Merci Untux, ça m'a l'air bien intéressant en effet. Je l'étudierai quand j'aurai un peu de temps devant moi.

En attendant, peux-tu me donner l'idée général de cette article ?

----------

## Untux

 *anti-conformiste wrote:*   

> Merci Untux, ça m'a l'air bien intéressant en effet. Je l'étudierai quand j'aurai un peu de temps devant moi.
> 
> En attendant, peux-tu me donner l'idée général de cette article ?

 

Welcome :]

L'auteur a écrit un script qui permet de recompiler proprement le système, après un upgrade GCC, en un minimum de compilations (script linké sur le post en question, qui t'intéressera peut-être, d'ailleurs). Dans ce post, il en explique les principes et il démonte le "mythe" selon lequel il faudrait recompiler tout son système au minimum trois fois... il répond à quelques unes des questions que tu te poses : quoi/pourquoi/comment faut-il recompiler son système après un upgrade GCC ou glibc.

----------

## anti-conformiste

 *Untux wrote:*   

>  *anti-conformiste wrote:*   Merci Untux, ça m'a l'air bien intéressant en effet. Je l'étudierai quand j'aurai un peu de temps devant moi.
> 
> En attendant, peux-tu me donner l'idée général de cette article ? 
> 
> Welcome :]
> ...

 

c'est bien aimable à toi, jolie synthese : MERCI.

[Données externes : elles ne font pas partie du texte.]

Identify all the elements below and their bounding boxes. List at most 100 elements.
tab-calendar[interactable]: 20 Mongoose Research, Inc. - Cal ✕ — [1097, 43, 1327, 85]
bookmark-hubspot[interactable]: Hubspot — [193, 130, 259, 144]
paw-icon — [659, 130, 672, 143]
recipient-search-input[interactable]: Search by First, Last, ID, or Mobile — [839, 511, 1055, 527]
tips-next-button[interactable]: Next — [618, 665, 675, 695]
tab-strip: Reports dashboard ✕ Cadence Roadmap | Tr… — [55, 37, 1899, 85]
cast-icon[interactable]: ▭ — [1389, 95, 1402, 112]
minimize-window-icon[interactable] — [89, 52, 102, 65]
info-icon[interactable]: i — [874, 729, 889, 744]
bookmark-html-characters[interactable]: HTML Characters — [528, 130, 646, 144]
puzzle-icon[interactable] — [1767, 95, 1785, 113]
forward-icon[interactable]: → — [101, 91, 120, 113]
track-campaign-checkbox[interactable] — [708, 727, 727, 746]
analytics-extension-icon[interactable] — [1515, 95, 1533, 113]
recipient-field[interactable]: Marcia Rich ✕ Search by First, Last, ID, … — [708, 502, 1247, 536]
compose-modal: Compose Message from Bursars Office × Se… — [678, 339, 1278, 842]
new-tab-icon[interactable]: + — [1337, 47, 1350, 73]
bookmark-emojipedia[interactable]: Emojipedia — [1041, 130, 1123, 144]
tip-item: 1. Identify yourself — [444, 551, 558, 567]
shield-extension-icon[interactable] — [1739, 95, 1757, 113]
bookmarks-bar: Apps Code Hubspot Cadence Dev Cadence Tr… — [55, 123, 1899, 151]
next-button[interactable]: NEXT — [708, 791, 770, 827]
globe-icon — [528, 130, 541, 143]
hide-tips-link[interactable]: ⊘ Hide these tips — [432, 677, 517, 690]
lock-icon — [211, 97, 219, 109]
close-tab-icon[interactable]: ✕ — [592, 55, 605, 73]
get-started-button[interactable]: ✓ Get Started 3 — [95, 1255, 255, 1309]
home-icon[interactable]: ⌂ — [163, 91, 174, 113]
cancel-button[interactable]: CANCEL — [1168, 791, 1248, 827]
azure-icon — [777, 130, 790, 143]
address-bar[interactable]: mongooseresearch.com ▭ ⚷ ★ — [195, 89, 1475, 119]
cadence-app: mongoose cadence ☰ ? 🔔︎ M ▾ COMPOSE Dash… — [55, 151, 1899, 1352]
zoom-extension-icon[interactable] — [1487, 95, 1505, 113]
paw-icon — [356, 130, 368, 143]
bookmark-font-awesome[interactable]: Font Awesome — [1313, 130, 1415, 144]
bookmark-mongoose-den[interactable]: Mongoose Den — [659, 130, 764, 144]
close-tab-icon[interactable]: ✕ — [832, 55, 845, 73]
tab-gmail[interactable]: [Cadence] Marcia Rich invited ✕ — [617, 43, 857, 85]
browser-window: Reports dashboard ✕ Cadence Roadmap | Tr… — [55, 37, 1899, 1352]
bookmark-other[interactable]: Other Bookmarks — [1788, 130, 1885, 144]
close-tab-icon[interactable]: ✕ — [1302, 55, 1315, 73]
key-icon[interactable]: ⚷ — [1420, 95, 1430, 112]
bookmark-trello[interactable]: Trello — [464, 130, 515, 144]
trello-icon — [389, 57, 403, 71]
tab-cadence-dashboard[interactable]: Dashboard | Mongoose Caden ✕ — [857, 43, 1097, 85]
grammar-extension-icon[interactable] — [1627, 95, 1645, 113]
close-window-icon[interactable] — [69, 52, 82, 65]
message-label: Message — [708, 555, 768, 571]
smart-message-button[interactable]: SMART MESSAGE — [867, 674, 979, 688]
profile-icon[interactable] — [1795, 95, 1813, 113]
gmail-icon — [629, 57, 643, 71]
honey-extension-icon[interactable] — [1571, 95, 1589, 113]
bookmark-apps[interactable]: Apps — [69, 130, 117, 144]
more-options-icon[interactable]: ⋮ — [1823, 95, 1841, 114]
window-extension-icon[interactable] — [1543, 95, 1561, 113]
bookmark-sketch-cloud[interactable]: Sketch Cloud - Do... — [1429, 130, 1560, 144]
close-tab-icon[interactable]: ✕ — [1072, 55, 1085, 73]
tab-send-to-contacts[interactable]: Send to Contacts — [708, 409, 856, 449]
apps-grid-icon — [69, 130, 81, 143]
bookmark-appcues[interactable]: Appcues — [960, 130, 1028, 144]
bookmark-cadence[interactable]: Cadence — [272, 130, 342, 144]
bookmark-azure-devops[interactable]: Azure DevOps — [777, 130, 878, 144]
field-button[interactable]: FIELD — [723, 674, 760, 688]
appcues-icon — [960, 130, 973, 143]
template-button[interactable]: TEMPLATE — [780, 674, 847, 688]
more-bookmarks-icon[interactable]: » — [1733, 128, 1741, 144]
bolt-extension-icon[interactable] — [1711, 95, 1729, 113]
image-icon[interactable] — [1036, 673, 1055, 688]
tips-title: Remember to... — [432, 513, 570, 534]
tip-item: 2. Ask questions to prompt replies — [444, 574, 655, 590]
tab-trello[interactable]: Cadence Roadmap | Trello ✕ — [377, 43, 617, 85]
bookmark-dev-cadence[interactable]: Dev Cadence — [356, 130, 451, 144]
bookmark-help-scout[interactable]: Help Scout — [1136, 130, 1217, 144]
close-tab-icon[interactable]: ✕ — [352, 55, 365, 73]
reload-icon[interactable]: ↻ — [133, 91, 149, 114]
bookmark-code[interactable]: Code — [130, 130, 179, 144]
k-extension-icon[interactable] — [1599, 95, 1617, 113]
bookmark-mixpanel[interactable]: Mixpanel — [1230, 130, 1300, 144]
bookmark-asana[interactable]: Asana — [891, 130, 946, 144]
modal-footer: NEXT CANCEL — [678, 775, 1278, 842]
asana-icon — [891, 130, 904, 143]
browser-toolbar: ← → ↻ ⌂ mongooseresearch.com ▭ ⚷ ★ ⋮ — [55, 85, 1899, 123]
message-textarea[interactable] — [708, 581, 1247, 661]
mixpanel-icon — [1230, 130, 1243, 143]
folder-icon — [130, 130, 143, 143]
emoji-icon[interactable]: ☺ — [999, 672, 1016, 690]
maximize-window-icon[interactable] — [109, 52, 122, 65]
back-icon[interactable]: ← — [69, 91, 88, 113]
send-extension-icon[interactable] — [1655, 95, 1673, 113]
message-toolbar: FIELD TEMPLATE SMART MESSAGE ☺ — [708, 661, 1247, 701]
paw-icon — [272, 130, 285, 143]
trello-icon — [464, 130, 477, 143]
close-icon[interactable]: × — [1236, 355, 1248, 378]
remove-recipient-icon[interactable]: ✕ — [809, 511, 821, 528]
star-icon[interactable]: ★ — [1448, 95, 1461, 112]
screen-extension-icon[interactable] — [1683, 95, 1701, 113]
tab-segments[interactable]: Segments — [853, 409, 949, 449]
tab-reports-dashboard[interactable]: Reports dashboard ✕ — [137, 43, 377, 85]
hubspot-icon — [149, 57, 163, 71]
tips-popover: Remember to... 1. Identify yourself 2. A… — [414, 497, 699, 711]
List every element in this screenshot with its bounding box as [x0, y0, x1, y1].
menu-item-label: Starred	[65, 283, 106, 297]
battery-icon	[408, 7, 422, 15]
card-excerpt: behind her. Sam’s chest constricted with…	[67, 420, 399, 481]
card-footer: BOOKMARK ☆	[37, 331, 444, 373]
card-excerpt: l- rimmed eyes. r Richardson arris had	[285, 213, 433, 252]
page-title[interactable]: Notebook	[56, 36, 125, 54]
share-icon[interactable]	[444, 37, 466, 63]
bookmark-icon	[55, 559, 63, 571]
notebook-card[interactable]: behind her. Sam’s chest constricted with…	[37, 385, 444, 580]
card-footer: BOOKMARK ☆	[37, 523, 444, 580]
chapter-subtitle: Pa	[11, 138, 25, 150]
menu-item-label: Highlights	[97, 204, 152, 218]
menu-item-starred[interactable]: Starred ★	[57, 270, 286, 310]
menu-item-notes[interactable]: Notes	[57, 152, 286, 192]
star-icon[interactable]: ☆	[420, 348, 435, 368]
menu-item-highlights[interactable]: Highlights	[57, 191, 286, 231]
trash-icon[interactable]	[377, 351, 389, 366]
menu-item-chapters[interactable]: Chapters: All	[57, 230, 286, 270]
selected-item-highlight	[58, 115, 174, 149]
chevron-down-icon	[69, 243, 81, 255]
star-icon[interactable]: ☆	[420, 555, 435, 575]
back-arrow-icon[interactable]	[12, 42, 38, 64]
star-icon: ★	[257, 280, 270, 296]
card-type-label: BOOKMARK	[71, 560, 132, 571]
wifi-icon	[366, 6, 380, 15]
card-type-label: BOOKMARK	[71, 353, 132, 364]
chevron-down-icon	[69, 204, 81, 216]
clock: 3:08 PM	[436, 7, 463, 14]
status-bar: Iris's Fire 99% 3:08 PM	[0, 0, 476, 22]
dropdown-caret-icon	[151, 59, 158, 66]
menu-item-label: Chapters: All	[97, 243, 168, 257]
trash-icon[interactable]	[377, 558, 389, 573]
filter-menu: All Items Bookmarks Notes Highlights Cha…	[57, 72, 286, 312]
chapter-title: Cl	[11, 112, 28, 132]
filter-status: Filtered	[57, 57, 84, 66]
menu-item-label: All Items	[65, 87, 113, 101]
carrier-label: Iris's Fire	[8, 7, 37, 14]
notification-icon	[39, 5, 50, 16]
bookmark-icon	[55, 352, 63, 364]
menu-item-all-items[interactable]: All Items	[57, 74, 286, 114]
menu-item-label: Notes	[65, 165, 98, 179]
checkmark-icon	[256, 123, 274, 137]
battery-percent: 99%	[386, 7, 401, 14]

Je sens que je vais faire un effort de traduction, j'ai l'impression que ça me prendra moins de temps que de compiler 720 paquets   :Razz: 

A l'heure qu'il est, je suis à 125 sur 720 paquets   :Confused:  (apres 5 heures de compilation, ça va encore, tant que ça foire pas ...)

Comme j'ai l'habitude de dire, pour que le petit pingouin soit rapide, c'est vraiment long !   :Very Happy: 

----------

## Untux

 *anti-conformiste wrote:*   

> Je sens que je vais faire un effort de traduction, j'ai l'impression que ça me prendra moins de temps que de compiler 720 paquets 

 

Mais je t'en prie :] Ceci dit, si t'as la flemme de traduire : Le lien que t'a filé Pixys (guide mise à jour GCC Gentoo) est en français et répond déjà au « quoi/comment ». Il y est clairement expliqué que Gentoo ne bascule pas automatiquement lors de mises à jour majeures. Tu l'avais pas lu hein ? Fripon !  :Wink: 

Allez, bon courage pour ces dernières 24heures de compil.

----------